What is Trigger Point Dry Needling?
Trigger Point Dry Needling involves inserting thin needles into tight, irritable muscles.
Trigger Point Dry Needling creates changes to muscles and connective tissue (fascia) near the needled areas. It also stimulates nerves to help releases the body’s own painkillers.
What should I expect from treatment?
The number and location of needles used will vary based on your condition and treatment goals. The needle is inserted into the muscle up to several centimetres deep. Sometimes the needled muscle will twitch.
Trigger point dry needling is rarely a stand-alone treatment. It is used to address pain. When combined with other physiotherapy treatment methods, it also helps improve movement and function. Your physiotherapist will regularly check your progress to ensure needling is helping you.
What is Dry Needling Able to Treat?
Dry needling involves using a thin filiform needle to penetrate the skin and stimulate underlying myofascial trigger points, muscular and connective tissues in order to relieve pain and movement impairments.
Trigger points have been identified in numerous diagnoses, including:
- tension-type headaches
- carpal tunnel
- computer-related disorders
- whiplash associated disorders
- spinal dysfunction
- pelvic pain and other urologic syndromes
- post-herpetic neuralgia
- complex regional pain syndrome
- nocturnal cramps
- phantom pain
- disk pathology
- joint dysfunction
This alternative therapy is also used to treat dysfunctions in skeletal muscle, fascia and connective tissue. It reduces and restores impairments of body structure and function, leading to improved activity and participation.
Top 3 Dry Needling Benefits
1. Reduces Pain
Several studies have demonstrated immediate or short-term improvements in pain or disability by targeting trigger points with dry needling. A 2007 study published in the American Journal of Physical Medicine and Rehabilitation suggests that dry needling significantly reduced shoulder pain by targeting a trigger point. In the study, 14 patients with bilateral shoulder pain and active myofascial trigger points in the bilateral muscles underwent dry needling therapy on one side and no therapy on the other side, which served as the control.
Dry needling physiotherapy increased both active and passive range of motion of shoulder internal rotation, and the pressure pain threshold of the trigger points. Pain intensity of the treated shoulder was significantly reduced as well. The study provides evidence that dry needling a specific myofascial trigger point does reduce pain and sensitivity in that area.
2. Improves Movement
Research shows that patients undergoing dry needling therapy, in conjunction with movement-based therapy, experience more fluid movement. A 2010 case report published in Acupuncture in Medicine treated four international female volleyball athletes during a month-long intense competitive phase with dry needling therapy. Range of motion, strength and pain were assessed before and after treatment and all scores were improved post treatment. The athletes were able to continue with overhead activities, which proves that dry needling does not cause functional weakness and reduced range of motion immediately after treatment.
These cases support the use of dry needling in elite athletes during a competitive phase with short-term pain relief and improved function in shoulder injuries.
3. Speeds Up the Recovery Process
Patients who undergo dry needling therapy experience less pain quickly; in fact, most patients feel the benefits immediately after their first treatment. According to reports published by the Journal of Orthopaedic & Sports Physical Therapy, patient function is restored much more quickly when dry needling is incorporated as part of the total package.
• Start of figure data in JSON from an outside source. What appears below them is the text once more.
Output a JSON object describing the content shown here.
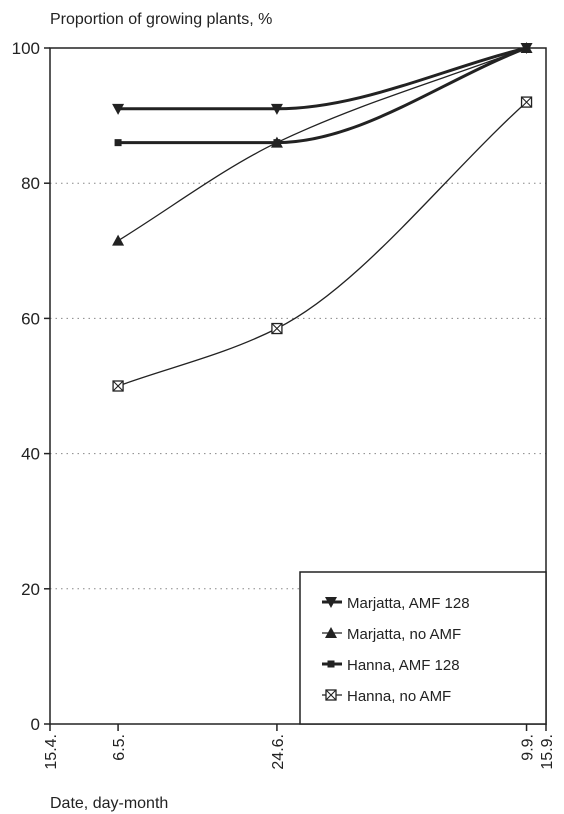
{
  "chart_data": {
    "type": "line",
    "ylabel": "Proportion of growing plants, %",
    "xlabel": "Date, day-month",
    "ylim": [
      0,
      100
    ],
    "yticks": [
      0,
      20,
      40,
      60,
      80,
      100
    ],
    "xlim": [
      "15.4.",
      "15.9."
    ],
    "xticks": [
      "15.4.",
      "6.5.",
      "24.6.",
      "9.9.",
      "15.9."
    ],
    "grid": "horizontal dotted",
    "legend_position": "bottom-right",
    "x": [
      "6.5.",
      "24.6.",
      "9.9."
    ],
    "series": [
      {
        "name": "Marjatta, AMF 128",
        "marker": "triangle-down",
        "line": "thick",
        "values": [
          91,
          91,
          100
        ]
      },
      {
        "name": "Marjatta, no AMF",
        "marker": "triangle-up",
        "line": "thin",
        "values": [
          71.5,
          86,
          100
        ]
      },
      {
        "name": "Hanna, AMF 128",
        "marker": "square",
        "line": "thick",
        "values": [
          86,
          86,
          100
        ]
      },
      {
        "name": "Hanna, no AMF",
        "marker": "crossed-square",
        "line": "thin",
        "values": [
          50,
          58.5,
          92
        ]
      }
    ]
  }
}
A study conducted at the University of Queensland in Australia investigated the effectiveness of dry needling for chronic whiplash, which is associated with sensory hypersensitivity and has poor responsiveness to physical treatments such as exercise. In order to enhance the treatment outcomes of an exercise intervention, dry needling was used in conjunction with exercise to address the sensory hypersensitivity of whiplash. Because exercise programs alone did not fully eliminate the symptoms of whiplash after three months of treatment, the physical therapists added dry needling to the treatment plan in order to speed up the healing process, reduce the economic cost of treatment and minimize pain and disability.
Are there any complications associated with Trigger Point Dry Needling?
Yes. Any technique that punctures skin has a risk of complications. It is important you know the risks before treatment. Some minor complications that usually resolve on their own include pain during or following treatment. Less common complications include fatigue and drowsiness. Hence, be sure to communicate with your physiotherapist throught the treatment and ensure your questions are answered.
Would a different treatment work?
Needling is one of the many techniques your physiotherapist may use. Discuss the benefits and risks of needling and other available treatments with your physiotherapist. For some, such as those with needle fear or a history of fainting, an alternative treatment might be a better option.
Do all physiotherapists perform Trigger Point Dry needling?
No. Physiotherapists who perform dry needling have completed training in addition to their university education. They have also received approval to perform needling from their regulatory body (Physiotherapy Alberta – College + Association) and must adhere to safe practice standards.